Aan de Voorzitter van de Tweede Kamer der Staten-Generaal
Den Haag, 7 januari 2013
In overeenstemming met artikel 2.1, zesde lid (in Artikel II, onderdeel B), artikel
2.8a, achtste lid (in Artikel II, onderheel H), artikel 5a, zesde lid (Artikel I,
onderdeel H), en artikel 5b, vijfde lid (in Artikel I, onderdeel G), van de voorgestelde
Wijziging van de Wet personenvervoer 2000 en enige andere wetten ter uitvoering van
verordeningen 1071/2009/EG, 1072/2009/EG en 1073/2009/EG inzake toegang tot het beroep
en toegang tot de markt van het personenvervoer en het goederenvervoer over de weg (Kamerstukken 2012–2013, 33 184, nr.

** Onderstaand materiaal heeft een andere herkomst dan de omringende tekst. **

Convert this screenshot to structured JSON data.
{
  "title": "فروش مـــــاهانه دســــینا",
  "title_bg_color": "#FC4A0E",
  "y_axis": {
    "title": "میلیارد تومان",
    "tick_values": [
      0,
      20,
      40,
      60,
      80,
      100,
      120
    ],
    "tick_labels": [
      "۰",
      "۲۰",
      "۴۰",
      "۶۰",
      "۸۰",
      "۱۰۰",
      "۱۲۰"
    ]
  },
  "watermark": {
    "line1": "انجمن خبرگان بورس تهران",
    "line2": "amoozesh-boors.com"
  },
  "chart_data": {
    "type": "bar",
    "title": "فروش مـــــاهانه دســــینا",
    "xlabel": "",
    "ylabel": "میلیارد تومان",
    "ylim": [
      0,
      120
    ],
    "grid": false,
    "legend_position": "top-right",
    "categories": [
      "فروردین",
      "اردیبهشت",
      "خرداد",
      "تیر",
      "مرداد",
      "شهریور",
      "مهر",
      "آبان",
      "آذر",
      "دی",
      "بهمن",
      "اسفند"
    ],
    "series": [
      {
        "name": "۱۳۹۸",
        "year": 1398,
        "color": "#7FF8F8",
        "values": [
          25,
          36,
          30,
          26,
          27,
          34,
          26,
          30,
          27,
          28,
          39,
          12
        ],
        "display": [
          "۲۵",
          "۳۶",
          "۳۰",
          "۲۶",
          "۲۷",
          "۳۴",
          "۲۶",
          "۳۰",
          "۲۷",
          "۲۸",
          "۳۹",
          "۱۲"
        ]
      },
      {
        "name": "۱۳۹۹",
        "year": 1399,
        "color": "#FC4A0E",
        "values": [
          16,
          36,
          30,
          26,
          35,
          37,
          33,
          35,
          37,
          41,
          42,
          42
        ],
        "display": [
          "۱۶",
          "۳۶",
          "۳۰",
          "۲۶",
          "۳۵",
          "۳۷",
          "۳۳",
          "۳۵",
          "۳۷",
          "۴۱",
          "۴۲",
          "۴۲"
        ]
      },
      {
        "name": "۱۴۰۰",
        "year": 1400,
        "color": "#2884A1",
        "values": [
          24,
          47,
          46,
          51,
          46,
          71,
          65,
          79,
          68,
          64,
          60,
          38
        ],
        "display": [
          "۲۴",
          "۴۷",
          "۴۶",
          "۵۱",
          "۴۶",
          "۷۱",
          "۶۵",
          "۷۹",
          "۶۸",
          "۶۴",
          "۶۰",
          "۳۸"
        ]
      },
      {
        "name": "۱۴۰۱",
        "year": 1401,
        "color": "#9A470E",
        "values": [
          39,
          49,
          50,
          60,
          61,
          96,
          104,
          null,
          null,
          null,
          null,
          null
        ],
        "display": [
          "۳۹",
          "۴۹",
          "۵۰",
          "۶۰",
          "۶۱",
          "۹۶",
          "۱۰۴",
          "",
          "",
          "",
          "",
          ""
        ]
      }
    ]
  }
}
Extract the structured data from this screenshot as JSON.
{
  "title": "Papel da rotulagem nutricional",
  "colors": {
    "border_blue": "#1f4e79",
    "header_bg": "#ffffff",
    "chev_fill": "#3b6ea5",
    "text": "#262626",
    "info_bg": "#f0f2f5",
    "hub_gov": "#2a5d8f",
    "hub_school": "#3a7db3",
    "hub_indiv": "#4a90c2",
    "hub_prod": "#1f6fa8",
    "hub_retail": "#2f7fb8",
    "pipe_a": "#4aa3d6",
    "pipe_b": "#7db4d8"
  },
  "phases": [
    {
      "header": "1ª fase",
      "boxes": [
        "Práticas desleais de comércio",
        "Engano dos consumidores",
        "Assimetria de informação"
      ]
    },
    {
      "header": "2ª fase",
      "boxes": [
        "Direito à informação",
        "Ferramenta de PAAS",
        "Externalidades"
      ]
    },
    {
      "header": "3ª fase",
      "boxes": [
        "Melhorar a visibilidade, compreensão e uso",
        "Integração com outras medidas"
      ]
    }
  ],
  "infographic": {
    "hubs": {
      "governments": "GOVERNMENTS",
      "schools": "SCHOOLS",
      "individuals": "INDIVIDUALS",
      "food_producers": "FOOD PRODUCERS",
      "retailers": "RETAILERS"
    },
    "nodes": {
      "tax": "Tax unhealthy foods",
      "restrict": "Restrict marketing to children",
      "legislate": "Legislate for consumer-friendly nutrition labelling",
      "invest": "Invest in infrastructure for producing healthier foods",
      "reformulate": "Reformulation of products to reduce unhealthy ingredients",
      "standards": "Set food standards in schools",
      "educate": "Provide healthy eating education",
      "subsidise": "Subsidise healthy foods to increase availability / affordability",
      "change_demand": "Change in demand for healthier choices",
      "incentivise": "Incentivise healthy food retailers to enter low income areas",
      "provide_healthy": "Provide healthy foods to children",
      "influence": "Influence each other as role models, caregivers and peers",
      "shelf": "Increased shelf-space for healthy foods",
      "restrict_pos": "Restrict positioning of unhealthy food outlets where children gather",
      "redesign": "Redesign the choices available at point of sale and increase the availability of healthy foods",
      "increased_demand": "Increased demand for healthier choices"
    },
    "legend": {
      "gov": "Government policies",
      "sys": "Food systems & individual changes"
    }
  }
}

A), bied ik u hierbij aan het ontwerpbesluit houdende uitvoering van de Wet wegvervoer
goederen en houdende wijziging van het Besluit personenvervoer 2000 en het Besluit
justitiële en strafvorderlijke gegevens (Besluit wegvervoer goederen)1.
In voornoemde wetsartikelen is bepaald dat een krachtens die artikelen vast te stellen
algemene maatregel van bestuur niet eerder wordt gedaan nadat het ontwerp daarvoor
aan beide Kamers der Staten-Generaal is voorgelegd. Vooruitlopend op de inwerkingtreding
van het wetsvoorstel, voldoe ik hierbij aan de voorhang aan uw Kamer die voor een
deel van het ontwerpbesluit van kracht zal worden.
De bedoelde wetsartikelen betreffen een overgenomen en een aangenomen amendement van
het Tweede Kamerlid Kuiken. Zie Kamerstukken 2012–2013, 33 184, nrs. 12 en 17.
Eenzelfde brief heb ik heden gezonden aan de Voorzitter van de Eerste Kamer der Staten-Generaal.